My longstanding concern is based on the following points:
We do not often encounter patients with Hazmat exposures. Therefore, we commonly forget about the possibility. We are all subject to complacency. Since the frequency of significant chemical or biologic exposure cases is miniscule, it’s very easy to overlook.
Despite all the talk about preparation and the numerous training opportunities that have occurred since 9/11, I have this nagging sense that there is a lack of real direction regionally and nationally in the management of any disaster circumstance. We have already seen examples of this in the recent past. It is my perception that the multiple entities involved in such a crisis will likely be working at cross purposes and be unable to adequately communicate with each other. In effect, the right hand will not know what the left hand is doing, and the result will be casualties that might have been preventable. The concept of coordination (or “interoperability”) seems lacking to me.

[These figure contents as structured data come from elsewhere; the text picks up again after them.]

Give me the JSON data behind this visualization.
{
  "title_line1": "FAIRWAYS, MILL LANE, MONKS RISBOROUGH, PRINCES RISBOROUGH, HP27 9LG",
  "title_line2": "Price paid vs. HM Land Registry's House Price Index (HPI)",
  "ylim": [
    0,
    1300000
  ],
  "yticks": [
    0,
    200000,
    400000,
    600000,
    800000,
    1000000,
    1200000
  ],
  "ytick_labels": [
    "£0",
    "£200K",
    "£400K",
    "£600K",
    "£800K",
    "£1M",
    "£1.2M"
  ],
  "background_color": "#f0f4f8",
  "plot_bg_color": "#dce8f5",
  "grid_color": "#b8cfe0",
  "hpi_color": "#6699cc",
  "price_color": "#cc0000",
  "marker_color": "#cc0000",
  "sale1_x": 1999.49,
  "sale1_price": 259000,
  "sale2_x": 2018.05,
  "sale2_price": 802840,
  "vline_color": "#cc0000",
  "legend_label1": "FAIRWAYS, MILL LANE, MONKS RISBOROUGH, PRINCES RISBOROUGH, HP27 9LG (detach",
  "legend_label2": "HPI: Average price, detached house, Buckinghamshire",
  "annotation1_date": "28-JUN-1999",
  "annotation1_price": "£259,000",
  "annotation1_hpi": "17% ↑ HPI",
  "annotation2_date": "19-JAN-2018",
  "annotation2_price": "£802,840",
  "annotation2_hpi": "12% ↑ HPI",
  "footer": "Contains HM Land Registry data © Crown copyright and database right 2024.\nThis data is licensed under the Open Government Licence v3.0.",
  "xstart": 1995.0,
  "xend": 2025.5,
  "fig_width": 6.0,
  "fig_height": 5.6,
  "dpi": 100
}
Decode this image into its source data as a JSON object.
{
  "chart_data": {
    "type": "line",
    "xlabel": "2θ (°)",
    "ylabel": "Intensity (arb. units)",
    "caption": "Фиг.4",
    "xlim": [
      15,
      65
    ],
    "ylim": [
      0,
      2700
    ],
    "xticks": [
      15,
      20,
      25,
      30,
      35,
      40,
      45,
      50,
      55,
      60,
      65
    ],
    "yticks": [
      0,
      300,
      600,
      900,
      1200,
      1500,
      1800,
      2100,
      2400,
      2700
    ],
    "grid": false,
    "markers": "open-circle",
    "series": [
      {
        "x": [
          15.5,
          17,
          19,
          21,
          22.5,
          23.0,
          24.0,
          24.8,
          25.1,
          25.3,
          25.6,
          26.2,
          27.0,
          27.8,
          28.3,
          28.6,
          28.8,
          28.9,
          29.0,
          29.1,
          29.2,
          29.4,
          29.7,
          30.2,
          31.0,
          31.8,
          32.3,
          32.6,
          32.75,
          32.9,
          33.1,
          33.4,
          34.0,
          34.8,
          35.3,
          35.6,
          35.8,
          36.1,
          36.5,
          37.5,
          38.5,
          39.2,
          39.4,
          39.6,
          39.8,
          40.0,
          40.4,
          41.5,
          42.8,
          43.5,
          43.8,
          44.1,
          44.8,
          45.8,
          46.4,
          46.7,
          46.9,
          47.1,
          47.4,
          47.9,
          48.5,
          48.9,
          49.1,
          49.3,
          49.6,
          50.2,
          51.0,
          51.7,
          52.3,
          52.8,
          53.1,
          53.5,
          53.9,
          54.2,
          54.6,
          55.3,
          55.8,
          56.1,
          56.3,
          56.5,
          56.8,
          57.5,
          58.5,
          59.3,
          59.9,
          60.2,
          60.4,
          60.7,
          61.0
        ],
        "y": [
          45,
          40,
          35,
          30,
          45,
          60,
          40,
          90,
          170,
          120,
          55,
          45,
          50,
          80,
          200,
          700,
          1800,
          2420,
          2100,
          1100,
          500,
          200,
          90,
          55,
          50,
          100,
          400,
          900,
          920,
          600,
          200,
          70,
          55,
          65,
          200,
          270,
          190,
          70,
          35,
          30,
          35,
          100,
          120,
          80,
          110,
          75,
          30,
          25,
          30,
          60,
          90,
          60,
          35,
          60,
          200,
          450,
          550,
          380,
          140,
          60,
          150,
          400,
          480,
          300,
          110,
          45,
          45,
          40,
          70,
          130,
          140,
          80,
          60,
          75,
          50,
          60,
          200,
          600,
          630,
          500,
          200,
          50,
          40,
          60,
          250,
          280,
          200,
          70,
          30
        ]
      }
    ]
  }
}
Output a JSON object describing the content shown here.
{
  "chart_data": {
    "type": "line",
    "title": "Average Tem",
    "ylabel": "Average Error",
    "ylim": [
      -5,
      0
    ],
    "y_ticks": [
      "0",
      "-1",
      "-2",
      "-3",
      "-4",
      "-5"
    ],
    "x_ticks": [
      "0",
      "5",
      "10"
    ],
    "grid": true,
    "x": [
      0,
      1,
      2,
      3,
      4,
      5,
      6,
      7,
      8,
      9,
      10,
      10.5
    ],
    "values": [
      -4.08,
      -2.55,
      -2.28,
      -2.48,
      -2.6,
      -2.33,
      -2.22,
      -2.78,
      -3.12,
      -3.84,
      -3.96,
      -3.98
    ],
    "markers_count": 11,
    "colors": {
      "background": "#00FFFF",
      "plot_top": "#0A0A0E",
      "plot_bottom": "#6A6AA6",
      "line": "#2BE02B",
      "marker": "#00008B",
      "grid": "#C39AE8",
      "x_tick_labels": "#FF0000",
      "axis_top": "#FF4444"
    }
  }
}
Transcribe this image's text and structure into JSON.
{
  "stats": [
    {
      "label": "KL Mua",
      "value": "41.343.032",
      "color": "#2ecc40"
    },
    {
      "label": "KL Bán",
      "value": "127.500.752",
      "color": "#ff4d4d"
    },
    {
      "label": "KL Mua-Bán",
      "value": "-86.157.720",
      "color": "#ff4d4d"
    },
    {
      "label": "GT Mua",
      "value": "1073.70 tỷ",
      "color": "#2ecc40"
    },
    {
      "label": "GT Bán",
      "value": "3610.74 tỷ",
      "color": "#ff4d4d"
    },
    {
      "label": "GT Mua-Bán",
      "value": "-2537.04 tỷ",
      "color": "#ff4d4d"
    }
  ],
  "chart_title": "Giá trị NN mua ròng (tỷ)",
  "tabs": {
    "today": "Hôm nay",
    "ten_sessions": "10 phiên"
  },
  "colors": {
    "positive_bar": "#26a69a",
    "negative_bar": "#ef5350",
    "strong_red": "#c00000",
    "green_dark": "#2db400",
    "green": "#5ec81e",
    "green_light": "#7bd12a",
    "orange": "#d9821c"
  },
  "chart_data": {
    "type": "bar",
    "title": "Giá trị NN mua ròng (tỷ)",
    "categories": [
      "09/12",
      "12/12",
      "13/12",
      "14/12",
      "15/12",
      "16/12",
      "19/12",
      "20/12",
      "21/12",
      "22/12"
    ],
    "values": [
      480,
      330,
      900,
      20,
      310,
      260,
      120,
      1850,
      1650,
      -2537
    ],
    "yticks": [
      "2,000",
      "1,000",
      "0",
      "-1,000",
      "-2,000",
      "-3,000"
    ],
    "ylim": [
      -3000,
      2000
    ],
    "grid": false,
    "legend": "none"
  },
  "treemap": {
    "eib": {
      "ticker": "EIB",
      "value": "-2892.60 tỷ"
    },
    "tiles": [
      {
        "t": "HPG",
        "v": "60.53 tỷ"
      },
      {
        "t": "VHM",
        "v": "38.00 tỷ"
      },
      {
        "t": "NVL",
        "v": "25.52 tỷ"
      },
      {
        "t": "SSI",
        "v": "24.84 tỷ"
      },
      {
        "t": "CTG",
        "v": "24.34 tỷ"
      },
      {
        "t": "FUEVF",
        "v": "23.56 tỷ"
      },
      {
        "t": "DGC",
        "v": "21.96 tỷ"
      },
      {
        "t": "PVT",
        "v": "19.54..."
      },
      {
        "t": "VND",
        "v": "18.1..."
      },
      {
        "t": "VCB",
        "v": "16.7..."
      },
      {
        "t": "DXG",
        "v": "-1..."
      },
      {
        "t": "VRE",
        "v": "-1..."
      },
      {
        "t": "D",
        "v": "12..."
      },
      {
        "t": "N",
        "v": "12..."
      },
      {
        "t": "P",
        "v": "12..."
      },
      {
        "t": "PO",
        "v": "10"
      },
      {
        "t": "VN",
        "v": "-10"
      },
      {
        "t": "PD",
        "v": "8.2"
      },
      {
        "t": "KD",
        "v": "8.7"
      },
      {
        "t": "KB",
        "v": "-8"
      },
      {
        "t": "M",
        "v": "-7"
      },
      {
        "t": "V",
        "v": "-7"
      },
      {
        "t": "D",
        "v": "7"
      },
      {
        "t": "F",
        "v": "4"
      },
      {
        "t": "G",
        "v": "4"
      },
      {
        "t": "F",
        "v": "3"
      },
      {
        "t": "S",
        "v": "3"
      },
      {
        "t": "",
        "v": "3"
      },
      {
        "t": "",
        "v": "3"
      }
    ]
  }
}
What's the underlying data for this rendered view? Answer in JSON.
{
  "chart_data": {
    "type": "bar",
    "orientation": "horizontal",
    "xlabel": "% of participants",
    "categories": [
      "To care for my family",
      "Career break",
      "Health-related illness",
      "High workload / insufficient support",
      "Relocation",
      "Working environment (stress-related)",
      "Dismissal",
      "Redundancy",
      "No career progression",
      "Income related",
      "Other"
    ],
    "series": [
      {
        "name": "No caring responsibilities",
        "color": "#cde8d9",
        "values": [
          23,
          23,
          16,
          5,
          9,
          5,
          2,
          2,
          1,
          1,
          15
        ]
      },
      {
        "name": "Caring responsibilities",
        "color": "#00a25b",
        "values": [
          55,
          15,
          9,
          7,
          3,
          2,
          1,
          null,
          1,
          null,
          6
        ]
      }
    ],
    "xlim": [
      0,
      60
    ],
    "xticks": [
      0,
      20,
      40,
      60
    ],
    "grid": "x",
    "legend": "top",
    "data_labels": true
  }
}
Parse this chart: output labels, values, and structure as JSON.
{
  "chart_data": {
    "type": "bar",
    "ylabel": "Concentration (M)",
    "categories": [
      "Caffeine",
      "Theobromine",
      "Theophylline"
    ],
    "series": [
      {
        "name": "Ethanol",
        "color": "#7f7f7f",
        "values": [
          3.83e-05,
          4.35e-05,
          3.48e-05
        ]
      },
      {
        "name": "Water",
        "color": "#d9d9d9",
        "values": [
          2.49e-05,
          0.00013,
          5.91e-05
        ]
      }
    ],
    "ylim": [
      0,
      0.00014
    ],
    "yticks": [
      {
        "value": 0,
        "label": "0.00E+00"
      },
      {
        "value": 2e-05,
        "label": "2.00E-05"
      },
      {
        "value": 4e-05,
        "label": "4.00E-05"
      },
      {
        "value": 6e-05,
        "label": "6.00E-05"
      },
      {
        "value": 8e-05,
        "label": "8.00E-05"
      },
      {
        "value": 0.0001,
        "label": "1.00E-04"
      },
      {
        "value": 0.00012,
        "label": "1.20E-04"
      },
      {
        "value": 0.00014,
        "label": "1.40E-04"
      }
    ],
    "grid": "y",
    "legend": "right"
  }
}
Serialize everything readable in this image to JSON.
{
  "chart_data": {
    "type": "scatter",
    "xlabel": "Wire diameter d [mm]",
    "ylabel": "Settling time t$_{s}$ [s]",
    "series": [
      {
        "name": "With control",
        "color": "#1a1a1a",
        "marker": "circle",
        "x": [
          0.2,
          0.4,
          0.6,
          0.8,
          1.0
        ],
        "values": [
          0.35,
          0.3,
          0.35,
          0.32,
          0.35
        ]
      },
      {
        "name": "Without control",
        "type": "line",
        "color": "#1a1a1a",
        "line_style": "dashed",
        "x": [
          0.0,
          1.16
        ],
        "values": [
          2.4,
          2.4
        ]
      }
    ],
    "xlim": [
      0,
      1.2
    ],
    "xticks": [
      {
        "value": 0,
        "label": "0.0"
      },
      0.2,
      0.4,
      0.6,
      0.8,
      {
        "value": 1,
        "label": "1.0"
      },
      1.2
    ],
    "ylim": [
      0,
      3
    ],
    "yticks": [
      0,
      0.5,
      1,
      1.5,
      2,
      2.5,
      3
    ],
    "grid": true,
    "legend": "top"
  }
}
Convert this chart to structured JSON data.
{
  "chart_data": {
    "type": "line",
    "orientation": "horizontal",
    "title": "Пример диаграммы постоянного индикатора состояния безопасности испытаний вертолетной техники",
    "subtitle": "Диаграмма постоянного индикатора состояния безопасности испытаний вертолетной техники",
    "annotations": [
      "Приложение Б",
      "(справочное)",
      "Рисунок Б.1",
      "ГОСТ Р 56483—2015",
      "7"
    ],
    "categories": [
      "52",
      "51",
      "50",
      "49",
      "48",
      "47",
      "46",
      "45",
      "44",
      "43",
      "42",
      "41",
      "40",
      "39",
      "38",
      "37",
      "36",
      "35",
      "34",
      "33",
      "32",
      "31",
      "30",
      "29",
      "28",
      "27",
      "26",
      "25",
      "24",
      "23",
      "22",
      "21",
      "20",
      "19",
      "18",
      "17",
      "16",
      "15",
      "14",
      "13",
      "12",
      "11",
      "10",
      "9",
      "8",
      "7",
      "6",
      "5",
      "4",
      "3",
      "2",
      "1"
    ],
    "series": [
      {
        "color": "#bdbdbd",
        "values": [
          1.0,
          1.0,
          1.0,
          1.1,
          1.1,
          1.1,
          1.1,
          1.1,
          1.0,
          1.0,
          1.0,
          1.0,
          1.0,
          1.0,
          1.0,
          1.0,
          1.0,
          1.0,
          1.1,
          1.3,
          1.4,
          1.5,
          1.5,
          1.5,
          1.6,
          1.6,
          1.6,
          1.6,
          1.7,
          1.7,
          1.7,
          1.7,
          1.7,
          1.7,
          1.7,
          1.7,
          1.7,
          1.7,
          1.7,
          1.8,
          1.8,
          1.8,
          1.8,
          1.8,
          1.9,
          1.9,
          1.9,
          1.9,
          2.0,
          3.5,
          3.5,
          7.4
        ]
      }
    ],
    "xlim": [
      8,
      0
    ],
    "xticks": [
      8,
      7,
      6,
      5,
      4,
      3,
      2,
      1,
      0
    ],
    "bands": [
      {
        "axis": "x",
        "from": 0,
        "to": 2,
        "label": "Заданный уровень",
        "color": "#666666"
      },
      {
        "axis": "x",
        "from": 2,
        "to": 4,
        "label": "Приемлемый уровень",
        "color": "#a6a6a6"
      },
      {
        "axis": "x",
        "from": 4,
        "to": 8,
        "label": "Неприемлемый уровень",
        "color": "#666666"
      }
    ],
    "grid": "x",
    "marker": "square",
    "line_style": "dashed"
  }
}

Many EMS agencies and hospitals have obtained financial grants from the Department of Homeland Security ostensibly to assist in the readiness for a possible mass casualty exposure. We have been more than happy to take this money in the name of disaster preparedness. Yet, much of the equipment purchased with these funds is in daily use for routine patient care having nothing to do with biologic or chemical exposure cases.
So, we are willing to accept money for patient care products we could not otherwise obtain and we are more than willing to use these items in the everyday care of non-exposure cases. A cynic might view this as a financial boondoggle.
But, in return, are we really doing our share to be prepared for the unthinkable? Are we working with local, regional, state and federal agencies to be ready? Do we have plans in place in response to disasters be they biologic, chemical and others? Do we practice those plans frequently? Are we actively training our crews on recognition and management of biologic and chemical exposures knowing they are seeing very few actual cases? Are we stressing liberal use of personal protective equipment, consideration of early decontamination and other basic Hazmat management principles?
Problem is … in many situations the issues are not seriously addressed until the next mass casualty crisis refocuses attention temporarily.